When discussing the benefits of renting vs. buying, most of the argument revolves around financial matters. There are financial benefits in buying, in that you own an asset, and different benefits of renting, in that you don’t have to pay a big deposit or take care of property rates.

However, there is one major factor that has nothing to do with money: home decor. When you buy a house, you can do just about anything you want with it. When you are renting, you cannot do anything that impacts the structure or cannot be easily reversed when you leave.

As someone who needs to always be involved in a DIY project, this became the decisive factor when choosing whether to rent or buy a home. The ideal scenario for DIY projects is homeownership. But that does not mean it is the right choice for every DIY fanatic. You do need to know the DIY limits you will face when deciding whether to rent your home.

Here’s what I learned.

You can do plenty of “quick” projects

The truth is that even if you don’t own your home, you can still get involved in plenty of “quick” projects that significantly alter the interior in an aesthetic sense. These are generally the first projects you’ll want to do.

The most basic examples are painting or wallpapering the walls. A fresh coat of paint in a color that you love can make your rented home feel like your own. By simply painting one wall in a statement color, you can level up the design entirely. With wallpaper, the changes are even more pronounced and even less permanent.

But these projects don’t begin and end at the paint job. Put striking artworks up, and you can remove the nails if and when you move out. You can also revamp your closet to make it roomier and more attractive, and the owner almost certainly won’t mind.

You can even put up your own shelves, which can make a massive difference to the aesthetics of your rented home and which can be easily removed.

However, the limits of what you can do are also significant.

What you can’t do

Unfortunately, the sort of things that are a DIY lover’s dream are generally off-limits. These are the structural changes that will uplift the home entirely.

You can’t knock down a wall to turn a cramped kitchen into an open space area. You can’t build a gorgeous kitchen island. You can’t turn an uncomfortable bath/shower into a roomy and luxurious shower space.

Technically, you can ask your landlord if they will approve these kinds of projects that could increase the value of your home. But there are two problems with this. The first is that they are likely to be skeptical about you doing it yourself rather than hiring a company. The second is that you would be putting a lot of money into improving someone else’s property.
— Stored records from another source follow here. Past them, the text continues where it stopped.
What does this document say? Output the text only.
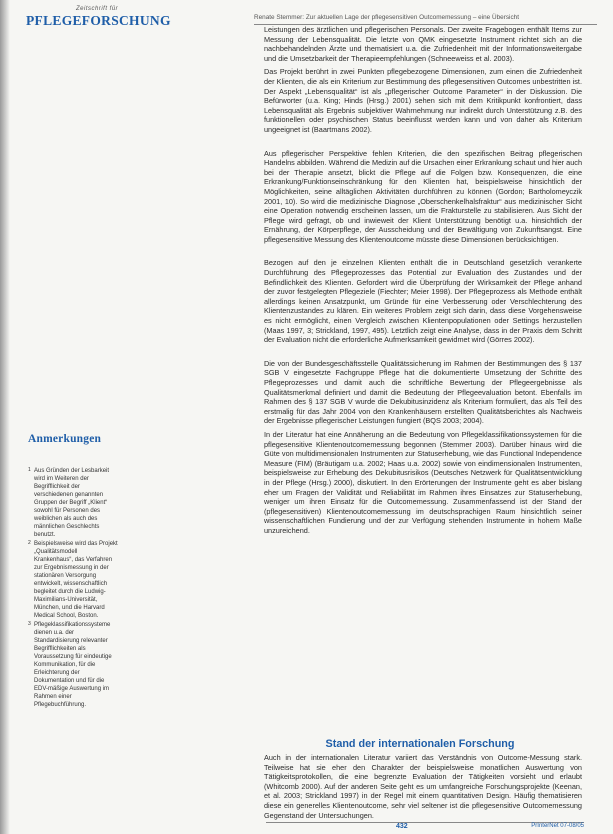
Zeitschrift für
PFLEGEFORSCHUNG	Renate Stemmer: Zur aktuellen Lage der pflegesensitiven Outcomemessung – eine Übersicht

Leistungen des ärztlichen und pflegerischen Personals. Der zweite Fragebogen enthält Items zur Messung der Lebensqualität. Die letzte von QMK eingesetzte Instrument richtet sich an die nachbehandelnden Ärzte und thematisiert u.a. die Zufriedenheit mit der Informationsweitergabe und die Umsetzbarkeit der Therapieempfehlungen (Schneeweiss et al. 2003).

Das Projekt berührt in zwei Punkten pflegebezogene Dimensionen, zum einen die Zufriedenheit der Klienten, die als ein Kriterium zur Bestimmung des pflegesensitiven Outcomes unbestritten ist. Der Aspekt „Lebensqualität“ ist als „pflegerischer Outcome Parameter“ in der Diskussion. Die Befürworter (u.a. King; Hinds (Hrsg.) 2001) sehen sich mit dem Kritikpunkt konfrontiert, dass Lebensqualität als Ergebnis subjektiver Wahrnehmung nur indirekt durch Unterstützung z.B. des funktionellen oder psychischen Status beeinflusst werden kann und von daher als Kriterium ungeeignet ist (Baartmans 2002).

Aus pflegerischer Perspektive fehlen Kriterien, die den spezifischen Beitrag pflegerischen Handelns abbilden. Während die Medizin auf die Ursachen einer Erkrankung schaut und hier auch bei der Therapie ansetzt, blickt die Pflege auf die Folgen bzw. Konsequenzen, die eine Erkrankung/Funktionseinschränkung für den Klienten hat, beispielsweise hinsichtlich der Möglichkeiten, seine alltäglichen Aktivitäten durchführen zu können (Gordon; Bartholomeyczik 2001, 10). So wird die medizinische Diagnose „Oberschenkelhalsfraktur“ aus medizinischer Sicht eine Operation notwendig erscheinen lassen, um die Frakturstelle zu stabilisieren. Aus Sicht der Pflege wird gefragt, ob und inwieweit der Klient Unterstützung benötigt u.a. hinsichtlich der Ernährung, der Körperpflege, der Ausscheidung und der Bewältigung von Zukunftsangst. Eine pflegesensitive Messung des Klientenoutcome müsste diese Dimensionen berücksichtigen.

Bezogen auf den je einzelnen Klienten enthält die in Deutschland gesetzlich verankerte Durchführung des Pflegeprozesses das Potential zur Evaluation des Zustandes und der Befindlichkeit des Klienten. Gefordert wird die Überprüfung der Wirksamkeit der Pflege anhand der zuvor festgelegten Pflegeziele (Fiechter; Meier 1998). Der Pflegeprozess als Methode enthält allerdings keinen Ansatzpunkt, um Gründe für eine Verbesserung oder Verschlechterung des Klientenzustandes zu klären. Ein weiteres Problem zeigt sich darin, dass diese Vorgehensweise es nicht ermöglicht, einen Vergleich zwischen Klientenpopulationen oder Settings herzustellen (Maas 1997, 3; Strickland, 1997, 495). Letztlich zeigt eine Analyse, dass in der Praxis dem Schritt der Evaluation nicht die erforderliche Aufmerksamkeit gewidmet wird (Görres 2002).

Die von der Bundesgeschäftsstelle Qualitätssicherung im Rahmen der Bestimmungen des § 137 SGB V eingesetzte Fachgruppe Pflege hat die dokumentierte Umsetzung der Schritte des Pflegeprozesses und damit auch die schriftliche Bewertung der Pflegeergebnisse als Qualitätsmerkmal definiert und damit die Bedeutung der Pflegeevaluation betont. Ebenfalls im Rahmen des § 137 SGB V wurde die Dekubitusinzidenz als Kriterium formuliert, das als Teil des erstmalig für das Jahr 2004 von den Krankenhäusern erstellten Qualitätsberichtes als Nachweis der Ergebnisse pflegerischer Leistungen fungiert (BQS 2003; 2004).

In der Literatur hat eine Annäherung an die Bedeutung von Pflegeklassifikationssystemen für die pflegesensitive Klientenoutcomemessung begonnen (Stemmer 2003). Darüber hinaus wird die Güte von multidimensionalen Instrumenten zur Statuserhebung, wie das Functional Independence Measure (FIM) (Bräutigam u.a. 2002; Haas u.a. 2002) sowie von eindimensionalen Instrumenten, beispielsweise zur Erhebung des Dekubitusrisikos (Deutsches Netzwerk für Qualitätsentwicklung in der Pflege (Hrsg.) 2000), diskutiert. In den Erörterungen der Instrumente geht es aber bislang eher um Fragen der Validität und Reliabilität im Rahmen ihres Einsatzes zur Statuserhebung, weniger um ihren Einsatz für die Outcomemessung. Zusammenfassend ist der Stand der (pflegesensitiven) Klientenoutcomemessung im deutschsprachigen Raum hinsichtlich seiner wissenschaftlichen Fundierung und der zur Verfügung stehenden Instrumente in hohem Maße unzureichend.

Stand der internationalen Forschung
Auch in der internationalen Literatur variiert das Verständnis von Outcome-Messung stark. Teilweise hat sie eher den Charakter der beispielsweise monatlichen Auswertung von Tätigkeitsprotokollen, die eine begrenzte Evaluation der Tätigkeiten vorsieht und erlaubt (Whitcomb 2000). Auf der anderen Seite geht es um umfangreiche Forschungsprojekte (Keenan, et al. 2003; Strickland 1997) in der Regel mit einem quantitativen Design. Häufig thematisieren diese ein generelles Klientenoutcome, sehr viel seltener ist die pflegesensitive Outcomemessung Gegenstand der Untersuchungen.
Anmerkungen
1 Aus Gründen der Lesbarkeit wird im Weiteren der Begrifflichkeit der verschiedenen genannten Gruppen der Begriff „Klient“ sowohl für Personen des weiblichen als auch des männlichen Geschlechts benutzt.
2 Beispielsweise wird das Projekt „Qualitätsmodell Krankenhaus“, das Verfahren zur Ergebnismessung in der stationären Versorgung entwickelt, wissenschaftlich begleitet durch die Ludwig-Maximilians-Universität, München, und die Harvard Medical School, Boston.
3 Pflegeklassifikationssysteme dienen u.a. der Standardisierung relevanter Begrifflichkeiten als Voraussetzung für eindeutige Kommunikation, für die Erleichterung der Dokumentation und für die EDV-mäßige Auswertung im Rahmen einer Pflegebuchführung.
432	PrInterNet 07-08/05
The latter is particularly important, as there is no guarantee that they won’t want to sell their home at a high price the moment your lease is up. You can spend thousands of dollars, only to make your landlord thousands more while having to find someplace new.
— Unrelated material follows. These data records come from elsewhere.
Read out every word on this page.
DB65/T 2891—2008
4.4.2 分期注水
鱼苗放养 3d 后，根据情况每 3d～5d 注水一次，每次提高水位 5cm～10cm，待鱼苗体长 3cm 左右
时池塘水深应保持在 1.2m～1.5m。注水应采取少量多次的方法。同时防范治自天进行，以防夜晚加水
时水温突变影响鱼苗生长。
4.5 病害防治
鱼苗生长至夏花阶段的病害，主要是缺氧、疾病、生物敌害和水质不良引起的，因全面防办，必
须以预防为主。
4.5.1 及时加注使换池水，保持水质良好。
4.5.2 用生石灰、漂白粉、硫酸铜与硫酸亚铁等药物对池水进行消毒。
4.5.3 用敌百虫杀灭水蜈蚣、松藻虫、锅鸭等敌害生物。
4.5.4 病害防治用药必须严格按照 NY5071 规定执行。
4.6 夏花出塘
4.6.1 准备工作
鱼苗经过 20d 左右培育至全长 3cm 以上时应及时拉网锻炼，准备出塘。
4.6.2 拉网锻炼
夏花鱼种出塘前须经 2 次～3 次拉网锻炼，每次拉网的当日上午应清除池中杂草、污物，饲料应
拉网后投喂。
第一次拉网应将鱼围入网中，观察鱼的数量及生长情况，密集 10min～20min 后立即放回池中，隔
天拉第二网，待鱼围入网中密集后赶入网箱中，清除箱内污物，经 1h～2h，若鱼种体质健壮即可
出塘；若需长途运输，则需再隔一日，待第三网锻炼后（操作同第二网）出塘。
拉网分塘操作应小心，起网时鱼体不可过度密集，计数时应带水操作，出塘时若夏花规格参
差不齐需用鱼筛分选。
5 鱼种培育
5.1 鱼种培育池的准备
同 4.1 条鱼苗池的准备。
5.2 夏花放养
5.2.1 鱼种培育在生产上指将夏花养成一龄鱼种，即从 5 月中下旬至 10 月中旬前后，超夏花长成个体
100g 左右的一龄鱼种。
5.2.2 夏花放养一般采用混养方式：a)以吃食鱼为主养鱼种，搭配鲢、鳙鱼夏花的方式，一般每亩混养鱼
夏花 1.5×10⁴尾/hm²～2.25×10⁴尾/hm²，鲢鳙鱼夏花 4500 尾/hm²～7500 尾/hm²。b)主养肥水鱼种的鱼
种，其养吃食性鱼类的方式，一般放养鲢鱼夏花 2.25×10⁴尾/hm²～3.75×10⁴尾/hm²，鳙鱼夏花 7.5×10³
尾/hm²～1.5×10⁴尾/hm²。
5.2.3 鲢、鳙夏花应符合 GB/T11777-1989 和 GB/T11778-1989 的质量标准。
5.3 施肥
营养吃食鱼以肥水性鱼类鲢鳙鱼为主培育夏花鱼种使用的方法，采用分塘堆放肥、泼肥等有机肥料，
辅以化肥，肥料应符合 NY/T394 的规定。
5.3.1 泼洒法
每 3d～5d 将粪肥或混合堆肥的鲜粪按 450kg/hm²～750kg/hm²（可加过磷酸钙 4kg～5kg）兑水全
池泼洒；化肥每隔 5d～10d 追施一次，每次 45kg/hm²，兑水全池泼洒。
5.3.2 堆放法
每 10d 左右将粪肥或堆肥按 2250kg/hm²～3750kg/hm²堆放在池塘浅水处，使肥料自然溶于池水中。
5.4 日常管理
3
Is it worth it to buy a home for these reasons? If you truly love DIY, then the only question is whether you can afford to buy. Buying a home comes with the cost of deposits, transfer fees, rates, maintenance, and more. Some of these are not once-off expenses, but rather recurring problems you’ll have to see to.

Here are some important facts to take into consideration if you are ebuying.

Ask about these factors

Most first time buyers are clueless about many of the ins-and-outs of real estate. One such factor is the possibility of a mortgage lock. What is a mortgage lock? Put simply, a mortgage lock refers to the period of time during which the interest rate you’ve been offered on your mortgage won’t change. You have the opportunity to think about the offer before committing.

While you’re at it, ask different providers of home loans for what they can offer. Sometimes, the first offer you get is far more than you should be paying, but you don’t know until you’ve shopped around.

Ideally, any DIY lover wants to buy their home. The reality is that there are significant costs associated, and you may have to settle for renting for the time being.